Menikah
adalah sesuatu yang harus dipersiapkan dengan baik. Tak sekedar persiapan harta
tentunya, ilmu yang paling penting. Menikah ada ilmunya, sehingga ia tidak
menjadi sia-sia dimata-Nya. Keputusan menikah mungkin bahkan memang oleh
kebanyakan sebuah hal yang sangat penting dalam hidupnya. Karena ia tak sekedar
sebentar saja jika memang diizinkan oleh Allah, namun sampai Allah menakdirkan
sampai berhentinya di dunia, lanjut ke SurgaNya.
Ya, bagiku
menikah juga menjadi keputusan yang besar, dan perlu persiapan besar. Mulai
dari niat, yang hanya dan hanya ditujukan kepada Allah, senantiasa dalam rangka
mendekatkan diri kepada Allah. Senantiasa menjaga niat hanya untuk lebih
terjaga dari dosa-dosa mata, hati, dan lain-lain, sehingga kita mudah
mengingatNya, kemudian beribadah semampu kita untukNya.
Persoalan
menikah memang tidak mudah, tapi nampaknya jangan pula dipikir terlalu rumit.

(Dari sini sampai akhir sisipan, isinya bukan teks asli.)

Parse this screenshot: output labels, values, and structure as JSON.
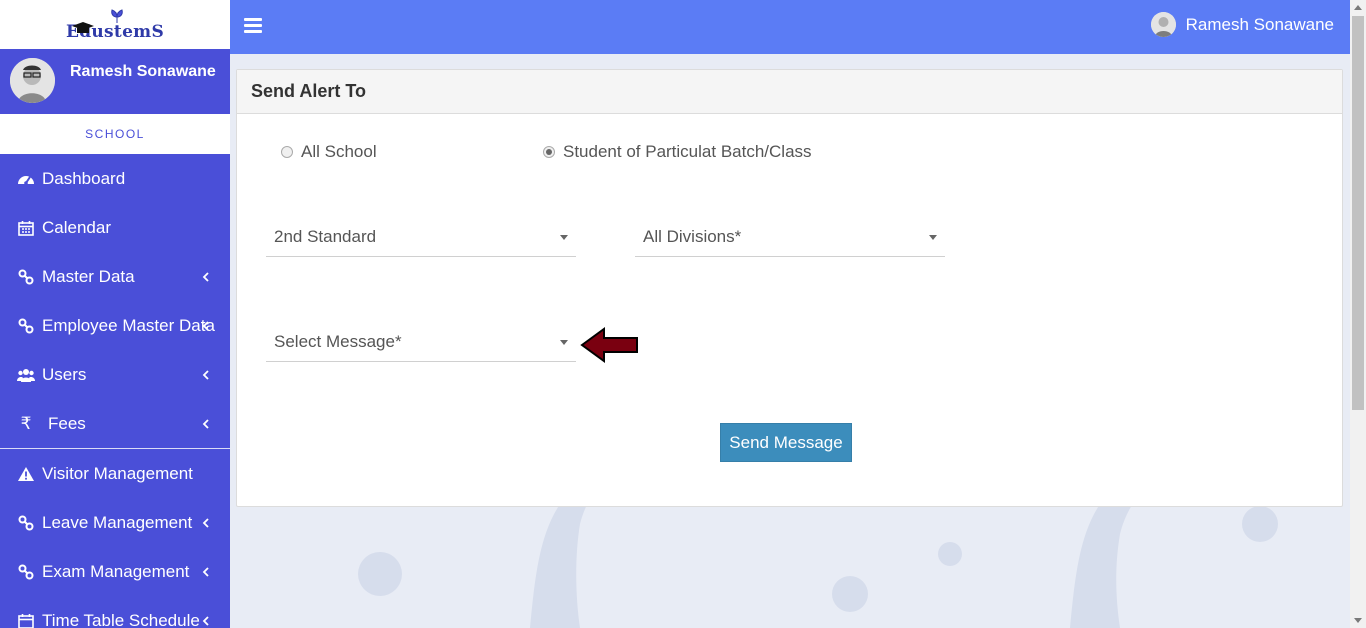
{
  "app": {
    "logo_text": "EdustemS"
  },
  "sidebar": {
    "user_name": "Ramesh Sonawane",
    "section_label": "SCHOOL",
    "items": [
      {
        "label": "Dashboard",
        "icon": "dashboard-icon",
        "has_submenu": false
      },
      {
        "label": "Calendar",
        "icon": "calendar-icon",
        "has_submenu": false
      },
      {
        "label": "Master Data",
        "icon": "link-icon",
        "has_submenu": true
      },
      {
        "label": "Employee Master Data",
        "icon": "link-icon",
        "has_submenu": true
      },
      {
        "label": "Users",
        "icon": "users-icon",
        "has_submenu": true
      },
      {
        "label": "Fees",
        "icon": "rupee-icon",
        "has_submenu": true
      },
      {
        "label": "Visitor Management",
        "icon": "warning-icon",
        "has_submenu": false
      },
      {
        "label": "Leave Management",
        "icon": "link-icon",
        "has_submenu": true
      },
      {
        "label": "Exam Management",
        "icon": "link-icon",
        "has_submenu": true
      },
      {
        "label": "Time Table Schedule",
        "icon": "calendar-icon",
        "has_submenu": true
      }
    ]
  },
  "header": {
    "user_name": "Ramesh Sonawane"
  },
  "form": {
    "title": "Send Alert To",
    "radio_all_school": "All School",
    "radio_student_batch": "Student of Particulat Batch/Class",
    "selected_radio": "student_batch",
    "standard_select": "2nd Standard",
    "division_select": "All Divisions*",
    "message_select": "Select Message*",
    "send_button": "Send Message"
  },
  "colors": {
    "sidebar_bg": "#4a4fd8",
    "header_bg": "#5b7cf5",
    "button_bg": "#3c8dbc",
    "pointer_arrow": "#7a0010"
  }
}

Jika kita yakin kepada Allah tentang urusan kita yang bernama “menikah” dan
kita berusaha sesuai aturanNya, Insyaallah Allah yang akan menjamin kehidupan
kita lebih baik dan sholih, kelak.
Lantas siapa
yang kita (aku) harapkan datang? Tentu kita semua sudah sering memahami apa
yang disampaikan oleh Allah dalam Al-Quran. Bahwa lelaki baik untuk wanita yang
baik, begitu sebaliknya. Dimana ukuran baik dan tidak baik, hanya Allah yang
tau. Maka ketika kita mengharapkan seseorang bernama Ali bin Abi Thalib, maka
kita boleh berkaca pada Fatimah. Apabila kita menginginkan lelaki seperti
Rasulullah dengan akhlaknya yang begitu mulia serta misi dalam hidupnya yang
ditujukan untuk kebaikan ummat, maka bersiaplah menjadi Khadijah yang begitu
tangguh dengan hartanya, akhlaknya, dan banyak hal lain darinya. Atau seperti
Aisyah dengan kecerdasannya? Nah, tentu sebelum kita mengharapkan siapa yang
datang, kita terlebih dahulu senantiasa memperbaiki diri. Ohya, mari luruskan
niat. Bukan untuk mengharap jodoh itu siapa, tapi Allah ridho dengan apa yang
kita hajatkan untuk kebaikan semuanya.
Siapa yang
kita (aku) harapkan? Tentu dimulai dari agamanya. Ia paham bahwa hidup ini
termasuk menikah adalah sesuatu yang harus dikerjakan sesuai aturan Islam.
Bahwa hidup ini semata hanya untuk beribadah kepadaNya. Mulai dari
membahagiakan pasangan, bekerja untuk keluarga, mendidik anak, menafkahi secara
lahir dan batin bagi keluarganya, semuanya hanya diniatkan untuk Allah. Ya,
mulai dari sini, semua akan baik-baik saja Insyaallah. Hidup bersama mereka
yang selalu menghibahkan diri untuk urusan-urusan kebaikan.
Siapa yang
kita harapkan? Tentu lagi mulai dari agamanya. Ia paham bahwa dirinya
adalah lelaki, pemimpin keluarganya. Ia adalah nahkoda kapal yang akan memimpin
kemana arah kapal ini berlayar. Ia paham bahwa kedua pundaknya harus siap untuk
anak dan istrinya. Ia paham bahwa dia adalah seseorang yang menjadi guru dalam
keluarganya, mengajarkan apapun yang baik untuk keluarganya. Ia paham bahwa
istrinya adalah seorang wanita yang tidak cukup tangguh setangguh dirinya,
sehingga ia perlu mendukung apapun yang dikerjakan istrinya asalkan sesuai
batasan-batasan aturan Allah. Ia sadar bahwa istrinya adalah seseorang wanita
yang memiliki tugas utamanya didalam rumah, mengurus anak dan segala isinya.
Siapa yang
kita harapkan? Dia yang juga punya cita-cita dalam hidupnya. Cita-cita
yang tidak hanya untuk dirinya saja, tapi keluarganya, bahkan ummat. Dengan
apapun ilmunya ia miliki, ia hanya berfikir bagaimana dengan ilmu yang ia
usahakan dan pahami untuk kebaikan banyak orang. Menjadi tauladan dengan
ilmunya bahwa ummat muslim harus hidup mulia dengan ilmu.